Personne n’a pu toucher ce satané coffre depuis que nous avons quitté le labo la veille au soir, le Professeur Thibaudin et moi. Cela signifie une chose : le Vieux n’a pas réglé le système de sécurité du coffre sur le mot Lido, ainsi qu’il l’avait dit. Pourquoi ? Parce qu’il n’avait pas confiance en moi ! Il est trop méfiant pour confier un tel secret à une autre personne, fût-ce à un flic… Si le vieux savant clabote, on va être obligé de découper le coffre au chalumeau pour l’ouvrir ; à moins que…
Ça me donne une idée plus lumineuse que les Champs-Élysées par une nuit d’Entente Cordiale !
Je décroche le bigophone et je demande le numéro du « Bar Baras » à Montrouge… C’est un troquet minable qui possède, en fait d’attraction, une taulière de cent trente kilos et un billard électrique tellement « bricolé » par les malfrats qui hantent l’établissement qu’il suffit de le regarder pour qu’il fasse Tilt !
La voix barrissante du tas de viande qui dirige cette usine à petits blancs demande ce que je veux. Je dis que je suis un pote de la province et que j’aimerais parler à Landolfi-la-Béquille.
Il y a la classique minute d’hésitation ; le non moins classique « Attendez-je-vais-voir-si-qu’il-est-là »… Puis la voix nasale de Landolfi me froisse les trompes d’Eustache.
— Allô !
— C’est toi, Lando ?
— Qui est à l’appareil ?
— Commissaire San-Antonio…
— Tiens…
Nouveau silence aussi poisseux qu’un berlingot sucé. Un vieux pébroque comme Landolfi a beau se tenir les pieds au sec, ça lui coupe toujours la parlote lorsqu’un perdreau le relance.

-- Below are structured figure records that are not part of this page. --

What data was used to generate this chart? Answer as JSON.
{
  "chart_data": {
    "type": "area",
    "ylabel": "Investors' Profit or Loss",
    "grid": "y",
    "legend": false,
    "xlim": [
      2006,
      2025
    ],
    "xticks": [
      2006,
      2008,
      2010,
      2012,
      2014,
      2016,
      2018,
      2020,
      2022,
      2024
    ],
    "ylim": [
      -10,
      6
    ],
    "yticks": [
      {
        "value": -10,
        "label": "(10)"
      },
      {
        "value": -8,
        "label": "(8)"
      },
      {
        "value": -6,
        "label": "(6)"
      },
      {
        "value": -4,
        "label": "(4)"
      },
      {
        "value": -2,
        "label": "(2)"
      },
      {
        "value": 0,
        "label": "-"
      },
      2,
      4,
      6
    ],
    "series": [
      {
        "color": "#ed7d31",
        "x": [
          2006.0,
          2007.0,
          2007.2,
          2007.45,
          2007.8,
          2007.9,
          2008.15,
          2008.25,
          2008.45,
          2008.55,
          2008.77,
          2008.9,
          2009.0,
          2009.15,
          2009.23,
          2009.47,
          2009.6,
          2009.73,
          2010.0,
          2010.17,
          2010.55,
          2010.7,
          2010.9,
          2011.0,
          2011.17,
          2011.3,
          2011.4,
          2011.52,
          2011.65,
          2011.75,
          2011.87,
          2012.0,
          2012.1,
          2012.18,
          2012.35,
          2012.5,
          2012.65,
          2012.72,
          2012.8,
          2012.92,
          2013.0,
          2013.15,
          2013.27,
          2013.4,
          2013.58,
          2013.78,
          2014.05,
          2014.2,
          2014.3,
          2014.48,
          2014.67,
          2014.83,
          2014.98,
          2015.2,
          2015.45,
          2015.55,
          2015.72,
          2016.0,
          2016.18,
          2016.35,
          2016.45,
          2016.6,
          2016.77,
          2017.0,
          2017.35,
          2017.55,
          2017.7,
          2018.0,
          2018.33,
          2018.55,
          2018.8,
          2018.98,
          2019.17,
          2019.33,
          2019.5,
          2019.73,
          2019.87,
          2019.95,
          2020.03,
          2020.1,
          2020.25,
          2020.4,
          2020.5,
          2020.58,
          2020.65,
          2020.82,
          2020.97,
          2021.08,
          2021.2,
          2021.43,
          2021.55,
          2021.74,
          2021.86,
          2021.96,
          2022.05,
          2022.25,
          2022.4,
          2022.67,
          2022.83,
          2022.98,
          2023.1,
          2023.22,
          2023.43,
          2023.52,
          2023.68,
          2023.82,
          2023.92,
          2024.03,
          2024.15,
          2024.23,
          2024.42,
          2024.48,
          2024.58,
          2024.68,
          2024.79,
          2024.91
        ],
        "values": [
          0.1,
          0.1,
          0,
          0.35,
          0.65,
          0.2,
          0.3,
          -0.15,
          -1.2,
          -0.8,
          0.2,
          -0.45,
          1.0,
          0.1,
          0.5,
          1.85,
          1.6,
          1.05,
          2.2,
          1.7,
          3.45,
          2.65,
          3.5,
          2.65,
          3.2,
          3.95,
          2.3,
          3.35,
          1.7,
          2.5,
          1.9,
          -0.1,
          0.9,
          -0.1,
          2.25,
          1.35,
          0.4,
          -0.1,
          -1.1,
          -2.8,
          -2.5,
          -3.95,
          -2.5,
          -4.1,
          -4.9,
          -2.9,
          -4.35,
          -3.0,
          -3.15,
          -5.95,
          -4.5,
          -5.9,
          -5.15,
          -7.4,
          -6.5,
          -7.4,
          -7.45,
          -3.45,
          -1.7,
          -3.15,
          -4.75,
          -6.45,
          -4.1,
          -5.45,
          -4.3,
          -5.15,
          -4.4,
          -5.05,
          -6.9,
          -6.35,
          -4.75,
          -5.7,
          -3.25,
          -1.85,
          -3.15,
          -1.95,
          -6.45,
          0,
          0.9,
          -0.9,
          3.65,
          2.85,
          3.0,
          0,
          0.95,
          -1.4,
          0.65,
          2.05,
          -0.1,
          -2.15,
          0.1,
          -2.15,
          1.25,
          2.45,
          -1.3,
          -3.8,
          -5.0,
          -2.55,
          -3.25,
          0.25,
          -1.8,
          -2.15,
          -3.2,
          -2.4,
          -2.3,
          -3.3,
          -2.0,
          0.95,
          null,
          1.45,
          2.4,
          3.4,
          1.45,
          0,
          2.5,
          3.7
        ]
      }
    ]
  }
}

— J’ai besoin de toi, Lando…
— Ah vraiment ?
— Oui… Seulement je suis dans les Provinces franchecailles… Tu as ta tire dans les horizons ?
— Oui, mais…
— Pas de mais… Précipite-toi au volant et cramponne la route d’Évreux…
— Évreux !
— Oui, le pays où la bonne femme de la chanson voulait vendre des œufs avant de s’endormir dans le train… Fais pas comme elle !
— Mais, Monsieur le Com…
— Je t’ai dit que je ne voulais pas t’entendre bêler… À dix bornes de la ville tu verras une maison écroulée sur le bord de la route… Tout de suite après y a un chemin… Chope-le ! Tu le suis sur trois bornes et à main droite tu apercevras une grande propriété avec plein de bagnoles arrêtées… C’est là que je t’attendrai… Tâche de ne pas me faire faux bond, sinon j’irai de mes propres mains te casser ta béquille sur le bol, vu ?
49
Le casse-croûte de voyou se compose d’un demi-pain d’un kilo à l’intérieur de quoi on a fourré des oignons et des filets de hareng. Le tout est obligatoirement enveloppé dans un récent numéro de l’Humanité. (Recette Marie-Chantal.)